We graduated from university into a world with no jobs, especially for the over educated and under experienced. The baby boomers are still hard at work, and with a crappy economy there are always huge layoffs, not hirings. Add to this the fact that most of us don't know what we want to be when we grow up, since our degrees didn't really prepare us for an actual job, and that we have overwhelming student loan debts. A rather crippling start.
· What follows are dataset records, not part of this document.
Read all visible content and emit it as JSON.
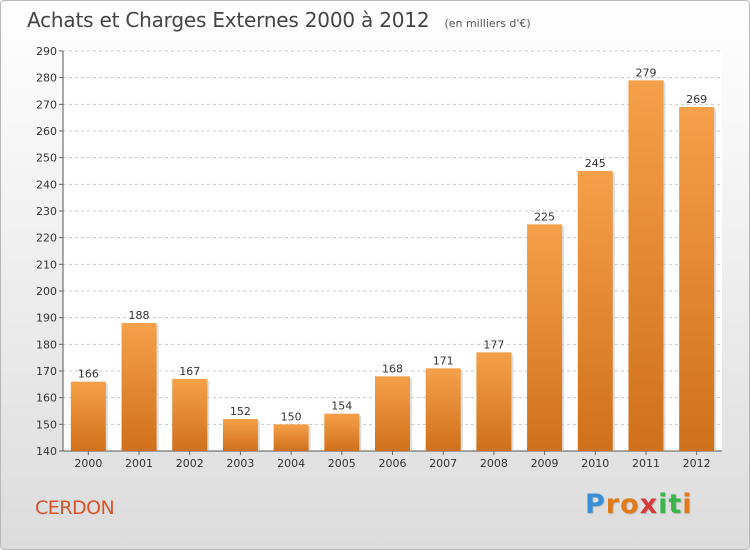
{
  "chart_data": {
    "type": "bar",
    "title": "Achats et Charges Externes 2000 à 2012",
    "subtitle": "(en milliers d'€)",
    "xlabel": "",
    "ylabel": "",
    "categories": [
      "2000",
      "2001",
      "2002",
      "2003",
      "2004",
      "2005",
      "2006",
      "2007",
      "2008",
      "2009",
      "2010",
      "2011",
      "2012"
    ],
    "values": [
      166,
      188,
      167,
      152,
      150,
      154,
      168,
      171,
      177,
      225,
      245,
      279,
      269
    ],
    "ylim": [
      140,
      290
    ],
    "yticks": [
      140,
      150,
      160,
      170,
      180,
      190,
      200,
      210,
      220,
      230,
      240,
      250,
      260,
      270,
      280,
      290
    ],
    "grid": true,
    "bar_color_top": "#f5a04a",
    "bar_color_bottom": "#d0701a",
    "grid_color": "#c8c8c8"
  },
  "footer": {
    "commune": "CERDON",
    "logo_letters": [
      "P",
      "r",
      "o",
      "x",
      "i",
      "t",
      "i"
    ],
    "logo_colors": [
      "#3a8fd6",
      "#e07a1a",
      "#e07a1a",
      "#d63a3a",
      "#3ab54a",
      "#3ab54a",
      "#e07a1a"
    ]
  }
}
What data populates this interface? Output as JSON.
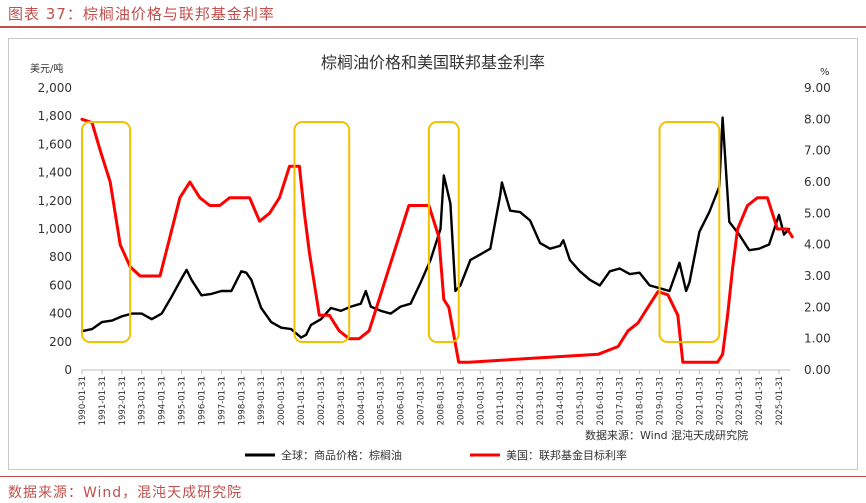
{
  "figure_title": "图表 37：棕榈油价格与联邦基金利率",
  "figure_source": "数据来源：Wind，混沌天成研究院",
  "colors": {
    "accent": "#c0504d",
    "palm": "#000000",
    "fed": "#ff0000",
    "box": "#f5c000"
  },
  "chart_data": {
    "type": "line",
    "title": "棕榈油价格和美国联邦基金利率",
    "y_left_unit": "美元/吨",
    "y_right_unit": "%",
    "y_left_lim": [
      0,
      2000
    ],
    "y_left_ticks": [
      "0",
      "200",
      "400",
      "600",
      "800",
      "1,000",
      "1,200",
      "1,400",
      "1,600",
      "1,800",
      "2,000"
    ],
    "y_right_lim": [
      0,
      9
    ],
    "y_right_ticks": [
      "0.00",
      "1.00",
      "2.00",
      "3.00",
      "4.00",
      "5.00",
      "6.00",
      "7.00",
      "8.00",
      "9.00"
    ],
    "x_ticks": [
      "1990-01-31",
      "1991-01-31",
      "1992-01-31",
      "1993-01-31",
      "1994-01-31",
      "1995-01-31",
      "1996-01-31",
      "1997-01-31",
      "1998-01-31",
      "1999-01-31",
      "2000-01-31",
      "2001-01-31",
      "2002-01-31",
      "2003-01-31",
      "2004-01-31",
      "2005-01-31",
      "2006-01-31",
      "2007-01-31",
      "2008-01-31",
      "2009-01-31",
      "2010-01-31",
      "2011-01-31",
      "2012-01-31",
      "2013-01-31",
      "2014-01-31",
      "2015-01-31",
      "2016-01-31",
      "2017-01-31",
      "2018-01-31",
      "2019-01-31",
      "2020-01-31",
      "2021-01-31",
      "2022-01-31",
      "2023-01-31",
      "2024-01-31",
      "2025-01-31"
    ],
    "in_plot_source": "数据来源：Wind  混沌天成研究院",
    "legend_position": "bottom",
    "series": [
      {
        "name": "全球：商品价格：棕榈油",
        "axis": "left",
        "color": "#000000",
        "x": [
          "1990-01",
          "1990-07",
          "1991-01",
          "1991-07",
          "1992-01",
          "1992-07",
          "1993-01",
          "1993-07",
          "1994-01",
          "1994-07",
          "1995-01",
          "1995-04",
          "1995-07",
          "1996-01",
          "1996-07",
          "1997-01",
          "1997-07",
          "1998-01",
          "1998-04",
          "1998-07",
          "1999-01",
          "1999-07",
          "2000-01",
          "2000-07",
          "2001-01",
          "2001-04",
          "2001-07",
          "2002-01",
          "2002-07",
          "2003-01",
          "2003-07",
          "2004-01",
          "2004-04",
          "2004-07",
          "2005-01",
          "2005-07",
          "2006-01",
          "2006-07",
          "2007-01",
          "2007-07",
          "2008-01",
          "2008-03",
          "2008-07",
          "2008-10",
          "2009-01",
          "2009-07",
          "2010-01",
          "2010-07",
          "2011-01",
          "2011-02",
          "2011-07",
          "2012-01",
          "2012-07",
          "2013-01",
          "2013-07",
          "2014-01",
          "2014-03",
          "2014-07",
          "2015-01",
          "2015-07",
          "2016-01",
          "2016-07",
          "2017-01",
          "2017-07",
          "2018-01",
          "2018-07",
          "2019-01",
          "2019-07",
          "2020-01",
          "2020-05",
          "2020-07",
          "2021-01",
          "2021-07",
          "2022-01",
          "2022-03",
          "2022-07",
          "2023-01",
          "2023-07",
          "2024-01",
          "2024-07",
          "2025-01",
          "2025-04",
          "2025-07"
        ],
        "values": [
          275,
          290,
          340,
          350,
          380,
          400,
          400,
          360,
          400,
          520,
          650,
          710,
          640,
          530,
          540,
          560,
          560,
          700,
          690,
          640,
          440,
          340,
          300,
          290,
          230,
          250,
          320,
          360,
          440,
          420,
          450,
          470,
          560,
          450,
          420,
          400,
          450,
          470,
          620,
          780,
          1000,
          1380,
          1180,
          560,
          600,
          780,
          820,
          860,
          1240,
          1330,
          1130,
          1120,
          1060,
          900,
          860,
          880,
          920,
          780,
          700,
          640,
          600,
          700,
          720,
          680,
          690,
          600,
          580,
          560,
          760,
          560,
          620,
          980,
          1120,
          1300,
          1790,
          1050,
          960,
          850,
          860,
          890,
          1100,
          960,
          1000
        ]
      },
      {
        "name": "美国：联邦基金目标利率",
        "axis": "right",
        "color": "#ff0000",
        "x": [
          "1990-01",
          "1990-07",
          "1990-12",
          "1991-06",
          "1991-12",
          "1992-06",
          "1992-12",
          "1993-06",
          "1993-12",
          "1994-06",
          "1994-12",
          "1995-06",
          "1995-12",
          "1996-06",
          "1996-12",
          "1997-06",
          "1997-12",
          "1998-06",
          "1998-12",
          "1999-06",
          "1999-12",
          "2000-06",
          "2000-12",
          "2001-03",
          "2001-06",
          "2001-12",
          "2002-06",
          "2002-12",
          "2003-06",
          "2003-12",
          "2004-06",
          "2004-12",
          "2005-06",
          "2005-12",
          "2006-06",
          "2006-12",
          "2007-06",
          "2007-12",
          "2008-03",
          "2008-06",
          "2008-12",
          "2009-06",
          "2015-12",
          "2016-12",
          "2017-06",
          "2017-12",
          "2018-06",
          "2018-12",
          "2019-06",
          "2019-12",
          "2020-03",
          "2020-04",
          "2021-12",
          "2022-03",
          "2022-06",
          "2022-09",
          "2022-12",
          "2023-06",
          "2023-12",
          "2024-06",
          "2024-09",
          "2024-12",
          "2025-06",
          "2025-09"
        ],
        "values": [
          8.0,
          7.9,
          7.0,
          6.0,
          4.0,
          3.3,
          3.0,
          3.0,
          3.0,
          4.25,
          5.5,
          6.0,
          5.5,
          5.25,
          5.25,
          5.5,
          5.5,
          5.5,
          4.75,
          5.0,
          5.5,
          6.5,
          6.5,
          5.0,
          3.75,
          1.75,
          1.75,
          1.25,
          1.0,
          1.0,
          1.25,
          2.25,
          3.25,
          4.25,
          5.25,
          5.25,
          5.25,
          4.25,
          2.25,
          2.0,
          0.25,
          0.25,
          0.5,
          0.75,
          1.25,
          1.5,
          2.0,
          2.5,
          2.4,
          1.75,
          0.25,
          0.25,
          0.25,
          0.5,
          1.75,
          3.25,
          4.5,
          5.25,
          5.5,
          5.5,
          5.0,
          4.5,
          4.5,
          4.25
        ]
      }
    ],
    "highlight_boxes": [
      {
        "from": "1990-01",
        "to": "1992-06"
      },
      {
        "from": "2000-09",
        "to": "2003-06"
      },
      {
        "from": "2007-06",
        "to": "2008-12"
      },
      {
        "from": "2019-01",
        "to": "2022-01"
      }
    ]
  }
}
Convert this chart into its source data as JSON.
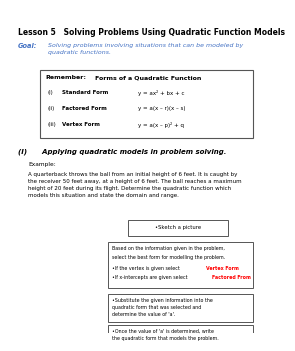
{
  "title": "Lesson 5   Solving Problems Using Quadratic Function Models",
  "goal_label": "Goal:",
  "goal_text": "Solving problems involving situations that can be modeled by\nquadratic functions.",
  "remember_title": "Remember:",
  "remember_title2": "Forms of a Quadratic Function",
  "forms": [
    {
      "label": "(i)",
      "name": "Standard Form",
      "formula": "y = ax² + bx + c"
    },
    {
      "label": "(ii)",
      "name": "Factored Form",
      "formula": "y = a(x – r)(x – s)"
    },
    {
      "label": "(iii)",
      "name": "Vertex Form",
      "formula": "y = a(x – p)² + q"
    }
  ],
  "section_title": "(I)      Applying quadratic models in problem solving.",
  "example_label": "Example:",
  "example_text": "A quarterback throws the ball from an initial height of 6 feet. It is caught by\nthe receiver 50 feet away, at a height of 6 feet. The ball reaches a maximum\nheight of 20 feet during its flight. Determine the quadratic function which\nmodels this situation and state the domain and range.",
  "box1_text": "•Sketch a picture",
  "box2_line1": "Based on the information given in the problem,",
  "box2_line2": "select the best form for modelling the problem.",
  "box2_line3_prefix": "•If the vertex is given select ",
  "box2_line3_red": "Vertex Form",
  "box2_line4_prefix": "•If x-intercepts are given select ",
  "box2_line4_red": "Factored From",
  "box3_text": "•Substitute the given information into the\nquadratic form that was selected and\ndetermine the value of 'a'.",
  "box4_text": "•Once the value of 'a' is determined, write\nthe quadratic form that models the problem.",
  "background": "#ffffff",
  "title_color": "#000000",
  "goal_label_color": "#4472c4",
  "goal_text_color": "#4472c4",
  "red_color": "#ff0000"
}
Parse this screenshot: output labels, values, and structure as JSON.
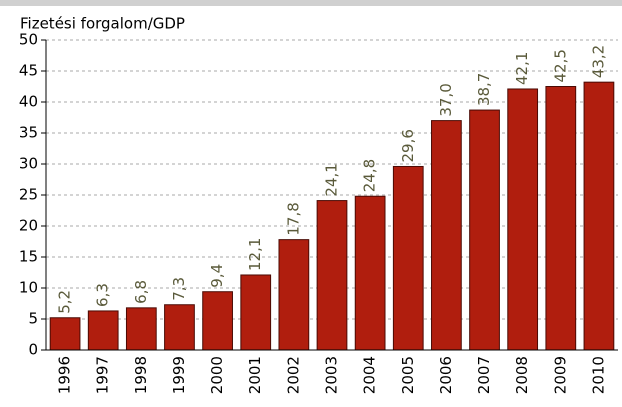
{
  "chart_data": {
    "type": "bar",
    "title": "Fizetési forgalom/GDP",
    "categories": [
      "1996",
      "1997",
      "1998",
      "1999",
      "2000",
      "2001",
      "2002",
      "2003",
      "2004",
      "2005",
      "2006",
      "2007",
      "2008",
      "2009",
      "2010"
    ],
    "values": [
      5.2,
      6.3,
      6.8,
      7.3,
      9.4,
      12.1,
      17.8,
      24.1,
      24.8,
      29.6,
      37.0,
      38.7,
      42.1,
      42.5,
      43.2
    ],
    "value_labels": [
      "5,2",
      "6,3",
      "6,8",
      "7,3",
      "9,4",
      "12,1",
      "17,8",
      "24,1",
      "24,8",
      "29,6",
      "37,0",
      "38,7",
      "42,1",
      "42,5",
      "43,2"
    ],
    "color": "#b01e0e",
    "ylim": [
      0,
      50
    ],
    "yticks": [
      0,
      5,
      10,
      15,
      20,
      25,
      30,
      35,
      40,
      45,
      50
    ],
    "grid": true
  }
}
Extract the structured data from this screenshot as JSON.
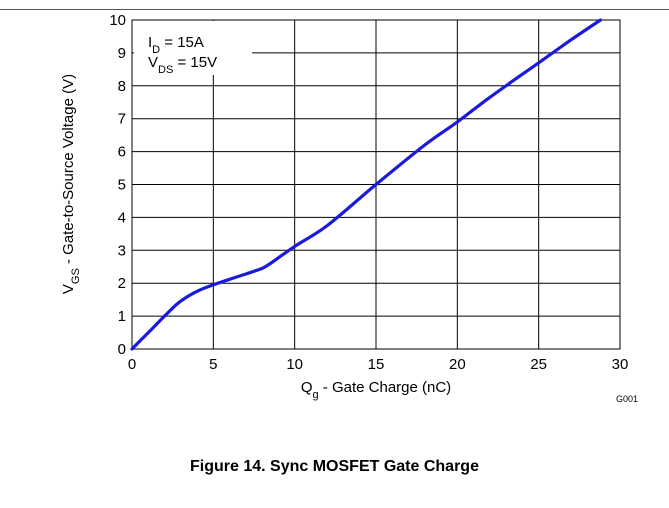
{
  "figure": {
    "caption": "Figure 14. Sync MOSFET Gate Charge",
    "code": "G001"
  },
  "chart_data": {
    "type": "line",
    "xlabel": {
      "main": "Q",
      "sub": "g",
      "rest": " - Gate Charge  (nC)"
    },
    "ylabel": {
      "main": "V",
      "sub": "GS",
      "rest": " - Gate-to-Source Voltage (V)"
    },
    "xlim": [
      0,
      30
    ],
    "ylim": [
      0,
      10
    ],
    "xticks": [
      0,
      5,
      10,
      15,
      20,
      25,
      30
    ],
    "yticks": [
      0,
      1,
      2,
      3,
      4,
      5,
      6,
      7,
      8,
      9,
      10
    ],
    "grid": true,
    "line_color": "#1a1adb",
    "annotations": [
      {
        "main": "I",
        "sub": "D",
        "rest": " = 15A"
      },
      {
        "main": "V",
        "sub": "DS",
        "rest": " = 15V"
      }
    ],
    "series": [
      {
        "x": [
          0,
          1,
          2,
          2.8,
          3.5,
          4.2,
          5,
          6,
          7,
          8,
          8.5,
          10,
          12,
          15,
          18,
          20,
          22,
          25,
          27,
          28.8
        ],
        "y": [
          0,
          0.5,
          1.0,
          1.38,
          1.62,
          1.8,
          1.95,
          2.12,
          2.28,
          2.45,
          2.6,
          3.12,
          3.75,
          5.0,
          6.2,
          6.9,
          7.65,
          8.7,
          9.4,
          10.0
        ]
      }
    ]
  }
}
It begins with the realization that we don't know what we want to be when we grow up. But at 25 we are grown up. We have rent and bills to pay. We want to buy big, expensive things like cars and houses. We are trying to find our life partner. We want plenty of free time to see movies, plays and concerts, visit museums and galleries (my, aren't we cultured) and spend our weekends mountain-biking the Bruce Trail or canoeing in Algonquin Park. We want health and dental benefits because most of us had them through school and never used them, but now we want to go to the dentist. We want to buy all the books that are on our reading lists, to create our own library, we want to buy our favourite CD's and DVD's. We want to go grocery shopping and not centre the trip around the Kraft Dinner and Mr. Noodle section of the store, as we realize there is more to food than pasta.

But we can't do this because we don't have jobs, or work at coffee shops making $7 an hour and spare change as tips. That means working over a hundred hours a month to pay for rent alone.

We are not Generation X! We are the generation after X. We are the Muppet Generation. We grew up with Sesame Street and the Muppet Show. Kermit and Fozzie and Grover are our earliest childhood memories. We learned all about co-op-er-a-tion and counting to 12 and we expected thunder and lighting to follow that successful count. We envied John-John and his little chats with Kermie and Grover. We were all a little afraid of Miss Piggy and the guy with the bomerang fish.

We learned that monsters are not always scary, and that size doesn't matter, and that good friends can be black or white or blue or green or purple or have two heads. We grew up more tolerant and more hopeful than most before us. We weren't afraid of "the Bomb", we watched the Iron Curtain fall and the Berlin Wall come crashing down. We watched them Free Nelson Mandela. We grew up without a World War or a Vietnam.

We grew up through the "me" decade, Reganomics and Thatcher telling us "there is no society, only individuals and their families". We grew up with Atari and Colleco-vision; frogger and astroids. We were the beginning of the computer-literate generations that began with Commodore 64, trackerballs and giant floppy disks and tapes. We lived through a recession and the free trade deal that sent our factories south. We saw the end of the fishing industry on both coasts. We saw AIDS go from a "fag" disease to something on everybodies mind.

And now, here we are at the start of the 21st century, struggling to define ourselves, struggling to find politics we can believe in since we've watched every current system fail. Struggling to find a religion - too disallusioned by the current wars and religions fanaticism that fuels them to believe in the current incarnations of any God. We don't fully believe in science, either, since it has failed to stop the AIDS epidemic or cure cancer or mend the holes in the Ozone Layer. We are the first generation to fully realize that we humans have killed our planet and that she is dying much more quickly because of us.

We want it all, as we were taught we deserved it all during the 80's. But we don't know where to start, and no one wants to help us out. Where do we go from here?